March 11, 2013

Cora Cohen - Divine Madness
by William Eckhardt Kohler


Drawing4 Grey, 2013, 60 x 65” (152.4 x 165.1cm), acrylic mediums, Flashe, gesso, graphite, pigment on linen

Cora Cohen's paintings, now on view at Guided By Invoices, invite the viewer to pause, to slow down and to step out of the demands of our time-bound reality. She does this with work that is the visual equivalent of a large-scale whisper or in musical terms, they are analogous to ambient music in its starker and darker forms.

The resonant quiet of her work allows the viewer to contemplate and appreciate the various moves and counter moves that the artist chooses. First, she usually chooses to stretch her paintings on shallow frames that reduce their presence as an object on the wall. Second, in many of the paintings she builds a dense, and very physical textured ground reasserting their material presence. Third, over this she may brush washes of pigment and graphite dispersed in water, so thin and diffuse that they barely register any physical paint depth, if at all. Out of this non-presence an illusory and allusive pictorial depth emerges. That is not to say that the artist is purposefully painting an image, because she is most emphatically not; yet, with the barest means a world not quite of this world is suggested.

In "Drawing4 Grey", the painting can be read as veils, diaphanous curtains or as the echo of a forest. Towards the bottom left of the canvas, Cohen has left a very small square of the white ground showing, which reads clearly as a door or an opening out of the forest. Though this was an accidental remainder, a result of painterly process, and not an intended illusion, she did leave it. The entire nature of the piece invites a meditation on the eternal and what lies beyond this plane of existence. The veil-like quality invites thoughts, at least for this viewer, in a metaphysical vein.


Red Tablet, 2013, 34 x 38” (86.36 x 96.52 cm), acrylic mediums, pigment, watercolor on linen

In another twist it is difficult to look at this work and not think about The New York School. But this is a bit of sleight of mind, as the work is absent of the heroic gesture typical of at least many of the practitioners in this tradition. This is not the grand opera typical of abstract expressionism. Cohen has a way of undermining the directness of her own mark, burying it, blurring it and hiding it. The paintings are diffuse, elusive and allusive, raising more questions than they answer. It is easy to imagine many hours spent in the studio looking, thinking and waiting; restraint as a working principle rather than haste or aggression.

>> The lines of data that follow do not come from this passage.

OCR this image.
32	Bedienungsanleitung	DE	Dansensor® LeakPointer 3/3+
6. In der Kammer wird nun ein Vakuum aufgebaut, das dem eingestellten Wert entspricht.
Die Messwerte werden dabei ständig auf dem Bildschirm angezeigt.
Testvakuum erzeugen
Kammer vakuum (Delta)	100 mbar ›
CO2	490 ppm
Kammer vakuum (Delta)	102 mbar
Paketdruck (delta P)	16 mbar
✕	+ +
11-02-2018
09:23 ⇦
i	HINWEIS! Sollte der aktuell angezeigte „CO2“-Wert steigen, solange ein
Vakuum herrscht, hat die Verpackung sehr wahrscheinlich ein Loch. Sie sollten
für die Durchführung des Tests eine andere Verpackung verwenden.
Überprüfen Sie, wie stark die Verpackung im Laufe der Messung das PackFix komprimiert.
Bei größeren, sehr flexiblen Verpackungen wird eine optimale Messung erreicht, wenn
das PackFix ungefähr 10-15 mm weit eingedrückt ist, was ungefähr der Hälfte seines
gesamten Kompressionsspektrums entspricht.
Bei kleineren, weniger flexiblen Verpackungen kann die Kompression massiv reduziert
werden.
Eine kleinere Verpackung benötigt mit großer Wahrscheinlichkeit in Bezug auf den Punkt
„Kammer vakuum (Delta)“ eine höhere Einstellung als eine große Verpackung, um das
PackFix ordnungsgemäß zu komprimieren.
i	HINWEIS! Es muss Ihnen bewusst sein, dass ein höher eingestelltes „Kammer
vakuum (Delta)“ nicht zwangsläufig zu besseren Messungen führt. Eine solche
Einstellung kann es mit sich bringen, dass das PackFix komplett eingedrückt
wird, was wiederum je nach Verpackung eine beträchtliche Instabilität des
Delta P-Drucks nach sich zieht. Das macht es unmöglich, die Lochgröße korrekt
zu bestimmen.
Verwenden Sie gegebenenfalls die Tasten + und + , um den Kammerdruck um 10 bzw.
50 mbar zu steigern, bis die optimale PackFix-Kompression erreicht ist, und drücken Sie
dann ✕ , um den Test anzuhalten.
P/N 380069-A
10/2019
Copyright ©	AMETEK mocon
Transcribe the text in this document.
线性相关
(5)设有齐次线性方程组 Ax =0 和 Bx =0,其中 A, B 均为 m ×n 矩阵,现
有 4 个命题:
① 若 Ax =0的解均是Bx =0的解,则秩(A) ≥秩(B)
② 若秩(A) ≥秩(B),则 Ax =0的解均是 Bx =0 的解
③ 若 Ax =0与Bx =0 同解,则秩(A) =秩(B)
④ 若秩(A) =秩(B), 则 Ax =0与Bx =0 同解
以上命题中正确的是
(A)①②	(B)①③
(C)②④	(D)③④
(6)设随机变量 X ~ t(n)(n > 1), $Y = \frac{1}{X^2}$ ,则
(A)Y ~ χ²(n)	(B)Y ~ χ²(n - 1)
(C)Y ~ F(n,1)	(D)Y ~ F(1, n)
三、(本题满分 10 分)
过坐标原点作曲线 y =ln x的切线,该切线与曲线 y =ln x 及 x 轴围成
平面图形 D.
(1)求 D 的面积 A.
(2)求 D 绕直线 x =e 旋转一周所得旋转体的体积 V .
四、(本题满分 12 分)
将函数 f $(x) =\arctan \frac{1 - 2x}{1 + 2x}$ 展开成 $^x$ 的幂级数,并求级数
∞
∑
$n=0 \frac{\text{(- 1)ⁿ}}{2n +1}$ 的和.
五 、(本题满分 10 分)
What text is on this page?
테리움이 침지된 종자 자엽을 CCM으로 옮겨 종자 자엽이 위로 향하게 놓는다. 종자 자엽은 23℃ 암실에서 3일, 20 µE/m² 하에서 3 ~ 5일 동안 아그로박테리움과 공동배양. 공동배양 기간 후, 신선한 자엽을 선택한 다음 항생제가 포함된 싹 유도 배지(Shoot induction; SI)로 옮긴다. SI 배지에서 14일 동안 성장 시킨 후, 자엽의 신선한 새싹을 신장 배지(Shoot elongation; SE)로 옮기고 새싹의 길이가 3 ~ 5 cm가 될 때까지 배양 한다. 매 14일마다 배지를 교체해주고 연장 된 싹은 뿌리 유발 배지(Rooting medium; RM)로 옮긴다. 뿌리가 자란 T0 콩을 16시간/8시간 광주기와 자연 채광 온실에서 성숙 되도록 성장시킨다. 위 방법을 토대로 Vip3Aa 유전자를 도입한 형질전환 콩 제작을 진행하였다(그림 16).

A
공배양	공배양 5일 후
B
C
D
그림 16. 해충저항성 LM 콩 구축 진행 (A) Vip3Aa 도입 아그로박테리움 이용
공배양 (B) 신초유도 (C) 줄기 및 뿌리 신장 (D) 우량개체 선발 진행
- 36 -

Curtain7, 2013, 59 x 61” (149.86 x 154.94cm), acrylic medium, Flashe, pigment on linen

The works in this show fall into three color groupings. One is a poisonous or muted acidic range of green, yellow and orange. Others could be categorized as rust or red earth. Still others are almost entirely in black and grey tones. The range of color that Cohen coaxes from these limited palettes is profound, and a testament to her mastery, in particular the paintings that are based primarily on a range of black, white and gray; they never read as monochrome. Taking color that looks as if it could be soot from a New York window she expands it into a sublime otherness.

Cohen speaks of the desire to counter that aspect of our world which is fragmented into endless tasks, distracted, time-bound and overloaded. Sitting and looking at her work and in conversations with her, I am reminded of the alchemists as seen in Dutch genre paintings; passing days with their pots of materials, transforming stuff with little value into something transcendent and rich. This is divine madness and ultimately what draws me to and keeps me looking at these paintings.

Cora Cohen- The Responsibility of Forms - recent paintings is on view at Guided By Invoices, 558 W 21st St. NY, NY through March 16th, 2013. All images courtesy of Cora Cohen and Guided By Invoices. Photography by Stan Narten.